5:2 Karena sebagaimana mimpi disebabkan oleh banyak kesibukan, demikian pula percakapan bodoh disebabkan oleh banyak perkataan.

5:3 Kalau engkau bernazar kepada Allah, janganlah menunda-nunda menepatinya, karena Ia tidak senang kepada orang-orang bodoh. Tepatilah nazarmu.

5:4 Lebih baik engkau tidak bernazar dari pada bernazar tetapi tidak menepatinya.

5:5 Janganlah mulutmu membawa engkau ke dalam dosa, dan janganlah berkata di hadapan utusan Allah bahwa engkau khilaf. Apakah perlu Allah menjadi murka atas ucapan-ucapanmu dan merusakkan pekerjaan tanganmu?

5:6 Karena sebagaimana mimpi banyak, demikian juga perkataan sia-sia banyak. Tetapi takutlah akan Allah.

Janganlah terburu-buru dengan mulutmu, dan janganlah hatimu lekas-lekas mengeluarkan perkataan di hadapan Allah. —Pengkhotbah 5:1

Menang Berargumen

Suatu hari dalam kelas filsafat di sebuah universitas, seorang mahasiswa memberikan komentar yang lumayan kasar terhadap pandangan-pandangan dosennya. Mahasiswa-mahasiswa lain di kelas itu terkejut ketika sang dosen hanya mengucapkan terima kasih dan melanjutkan dengan membahas komentar berikutnya. Ketika ditanya mengapa ia tidak menanggapi mahasiswa yang agresif itu, dosen itu berkata, “Saya sedang melatih diri untuk tidak perlu menang berargumen.”

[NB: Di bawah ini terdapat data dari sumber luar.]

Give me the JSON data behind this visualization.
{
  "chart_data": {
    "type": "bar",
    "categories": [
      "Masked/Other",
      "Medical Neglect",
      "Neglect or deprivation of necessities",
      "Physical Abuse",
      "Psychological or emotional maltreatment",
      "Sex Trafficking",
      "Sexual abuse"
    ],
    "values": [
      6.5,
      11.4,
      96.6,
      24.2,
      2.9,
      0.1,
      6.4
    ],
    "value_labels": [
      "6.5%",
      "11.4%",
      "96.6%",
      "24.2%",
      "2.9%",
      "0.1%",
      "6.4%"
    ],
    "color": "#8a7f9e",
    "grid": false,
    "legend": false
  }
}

Pengajar itu mengasihi dan menghormati Allah, dan ia ingin menunjukkan sikap rendah hati di hadapan orang lain sebagai wujud dari kasihnya kepada Allah. Kata-katanya mengingatkan saya pada seorang pengajar lain dari zaman lampau—sang penulis kitab Pengkhotbah. Meskipun tidak sedang membahas cara menghadapi orang yang marah, ia mengatakan bahwa ketika hendak beribadah kepada Tuhan, kita harus menjaga langkah kita dan “menghampiri untuk mendengar” daripada terburu-buru dengan mulut kita dan hati kita terlalu cepat mengeluarkan perkataan. Dengan demikian, kita mengakui bahwa Allah adalah Tuhan dan kita adalah manusia ciptaan-Nya (Pkh. 4:17–5:1).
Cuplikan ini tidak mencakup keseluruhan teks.